Before you ever step onto a starting block, you should know the answer to two questions about yourself: How many seconds can you swim at all-out intensity? Once you've exhausted that energy, how much longer can you gut it out, hold your stroke together, and keep swimming fast? You'll find the answers during workouts, while doing repeat 50s, 75s, or 100s. Go as fast as you can in one and see what happens. Some swimmers can push 100 percent for only 15 to 20 seconds; others might hold it for 30 to 35 seconds. Once it's over, few can manage many more stroke cycles, maybe 10 to 12 yards, before falling apart. "You have to find out how many stroke cycles you can swim and maintain your form on will and muscle memory alone after you've run out of gas", says Laughlin [Terry Laughlin, Total Immersion coach].
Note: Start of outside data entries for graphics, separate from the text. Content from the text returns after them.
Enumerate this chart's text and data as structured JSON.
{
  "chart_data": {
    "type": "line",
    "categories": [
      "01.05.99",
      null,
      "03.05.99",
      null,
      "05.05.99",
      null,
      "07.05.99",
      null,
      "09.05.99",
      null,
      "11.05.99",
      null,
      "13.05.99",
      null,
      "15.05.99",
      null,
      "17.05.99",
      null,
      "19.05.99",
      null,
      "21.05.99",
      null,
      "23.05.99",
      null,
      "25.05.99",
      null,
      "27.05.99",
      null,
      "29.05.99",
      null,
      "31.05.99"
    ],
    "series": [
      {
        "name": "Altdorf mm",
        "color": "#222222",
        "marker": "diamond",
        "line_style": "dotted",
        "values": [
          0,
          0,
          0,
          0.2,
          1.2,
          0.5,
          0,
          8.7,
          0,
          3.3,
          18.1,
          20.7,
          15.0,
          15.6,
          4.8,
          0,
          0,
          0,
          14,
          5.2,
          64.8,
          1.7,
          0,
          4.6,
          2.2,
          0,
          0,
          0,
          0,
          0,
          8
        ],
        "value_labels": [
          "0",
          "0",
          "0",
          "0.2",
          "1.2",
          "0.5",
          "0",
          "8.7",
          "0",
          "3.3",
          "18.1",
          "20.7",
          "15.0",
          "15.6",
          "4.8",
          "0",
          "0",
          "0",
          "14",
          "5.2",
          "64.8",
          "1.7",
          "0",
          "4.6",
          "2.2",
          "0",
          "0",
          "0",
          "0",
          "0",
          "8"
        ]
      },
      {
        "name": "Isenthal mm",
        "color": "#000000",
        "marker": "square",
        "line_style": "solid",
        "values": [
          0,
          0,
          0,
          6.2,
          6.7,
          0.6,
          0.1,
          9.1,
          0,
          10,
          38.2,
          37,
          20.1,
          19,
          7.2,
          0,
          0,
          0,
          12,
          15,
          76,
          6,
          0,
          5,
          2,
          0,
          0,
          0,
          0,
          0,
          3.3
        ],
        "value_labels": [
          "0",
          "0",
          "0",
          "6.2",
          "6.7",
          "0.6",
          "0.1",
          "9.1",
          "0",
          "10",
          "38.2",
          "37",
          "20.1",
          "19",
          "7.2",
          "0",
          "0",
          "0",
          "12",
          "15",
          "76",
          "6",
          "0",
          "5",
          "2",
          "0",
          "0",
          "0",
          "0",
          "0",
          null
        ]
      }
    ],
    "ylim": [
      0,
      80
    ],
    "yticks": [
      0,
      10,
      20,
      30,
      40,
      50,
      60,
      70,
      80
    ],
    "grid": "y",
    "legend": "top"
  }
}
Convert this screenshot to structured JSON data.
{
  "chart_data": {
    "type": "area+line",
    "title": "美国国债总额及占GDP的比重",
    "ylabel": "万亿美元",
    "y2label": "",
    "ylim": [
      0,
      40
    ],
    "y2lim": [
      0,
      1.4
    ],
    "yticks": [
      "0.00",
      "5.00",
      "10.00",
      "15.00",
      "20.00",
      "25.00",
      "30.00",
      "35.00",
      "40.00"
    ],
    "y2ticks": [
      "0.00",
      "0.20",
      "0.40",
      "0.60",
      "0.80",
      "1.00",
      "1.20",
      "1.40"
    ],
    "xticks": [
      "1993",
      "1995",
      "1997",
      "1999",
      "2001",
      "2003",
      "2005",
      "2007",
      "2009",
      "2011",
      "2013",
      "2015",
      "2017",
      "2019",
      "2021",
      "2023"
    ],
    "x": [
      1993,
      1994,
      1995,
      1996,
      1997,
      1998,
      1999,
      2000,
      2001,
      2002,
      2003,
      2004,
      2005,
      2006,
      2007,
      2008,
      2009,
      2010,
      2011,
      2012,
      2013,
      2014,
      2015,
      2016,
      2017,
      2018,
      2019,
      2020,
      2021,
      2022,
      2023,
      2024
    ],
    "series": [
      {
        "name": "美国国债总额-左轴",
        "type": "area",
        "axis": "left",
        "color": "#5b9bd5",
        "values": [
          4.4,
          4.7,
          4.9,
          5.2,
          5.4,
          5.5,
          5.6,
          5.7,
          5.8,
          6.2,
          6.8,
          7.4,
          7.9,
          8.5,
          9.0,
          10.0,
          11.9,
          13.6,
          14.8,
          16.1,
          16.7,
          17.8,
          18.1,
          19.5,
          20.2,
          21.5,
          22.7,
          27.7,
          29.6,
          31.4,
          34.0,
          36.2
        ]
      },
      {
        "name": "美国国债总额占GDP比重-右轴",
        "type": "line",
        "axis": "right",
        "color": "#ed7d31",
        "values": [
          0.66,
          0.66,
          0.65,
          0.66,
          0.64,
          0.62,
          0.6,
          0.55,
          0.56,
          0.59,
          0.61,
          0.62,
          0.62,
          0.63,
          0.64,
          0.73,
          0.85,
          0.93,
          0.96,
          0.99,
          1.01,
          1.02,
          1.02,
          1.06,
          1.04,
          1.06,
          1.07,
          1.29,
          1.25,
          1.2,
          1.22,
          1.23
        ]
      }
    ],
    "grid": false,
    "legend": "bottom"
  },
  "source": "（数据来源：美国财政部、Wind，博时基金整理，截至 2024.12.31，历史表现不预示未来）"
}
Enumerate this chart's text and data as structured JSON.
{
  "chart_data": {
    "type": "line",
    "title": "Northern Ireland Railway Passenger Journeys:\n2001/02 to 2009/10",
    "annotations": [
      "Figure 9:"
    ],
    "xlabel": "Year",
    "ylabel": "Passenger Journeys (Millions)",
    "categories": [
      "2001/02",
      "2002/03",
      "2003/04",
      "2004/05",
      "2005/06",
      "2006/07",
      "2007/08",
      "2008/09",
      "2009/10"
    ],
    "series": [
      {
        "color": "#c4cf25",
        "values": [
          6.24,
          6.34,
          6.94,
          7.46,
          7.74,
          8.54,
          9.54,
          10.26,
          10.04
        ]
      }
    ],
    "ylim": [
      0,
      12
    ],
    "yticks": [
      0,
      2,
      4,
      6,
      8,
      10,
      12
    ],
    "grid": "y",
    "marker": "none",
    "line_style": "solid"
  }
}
The secret to a successful 100 is to plan backward, says Boomer [Bill Boomer, a technique consultant for the Stanford University swim team]. "From the finish to the blocks", he says. It's not as hard as it sounds. By answering the two basic questions, you've learned that you can cover, say, 10 yards on guts alone. That's the finishing segment -- the final 10 yards to the finish. You've also learned that you can swim, say, 20 seconds at all-out effort, maybe 35 yards. This is the maximum-power segment. So that's 10 yards from the wall, plus another 35 yards back toward the start, or 45 yards in all. That's when -- 45 yards from the finish -- you should make the transition into all-out swimming effort. Leading up to this point is the building segment. You should gradually accelerate toward the top speed you'll hold during the third segment. This takes you back to the start, which includes the dive and the number of yards you need to settle into a smooth and comfortable rhythm.
[from "Swim Your Best 100", by Stephen Harris, Fitness Swimmer, April/May 1998, p.36.]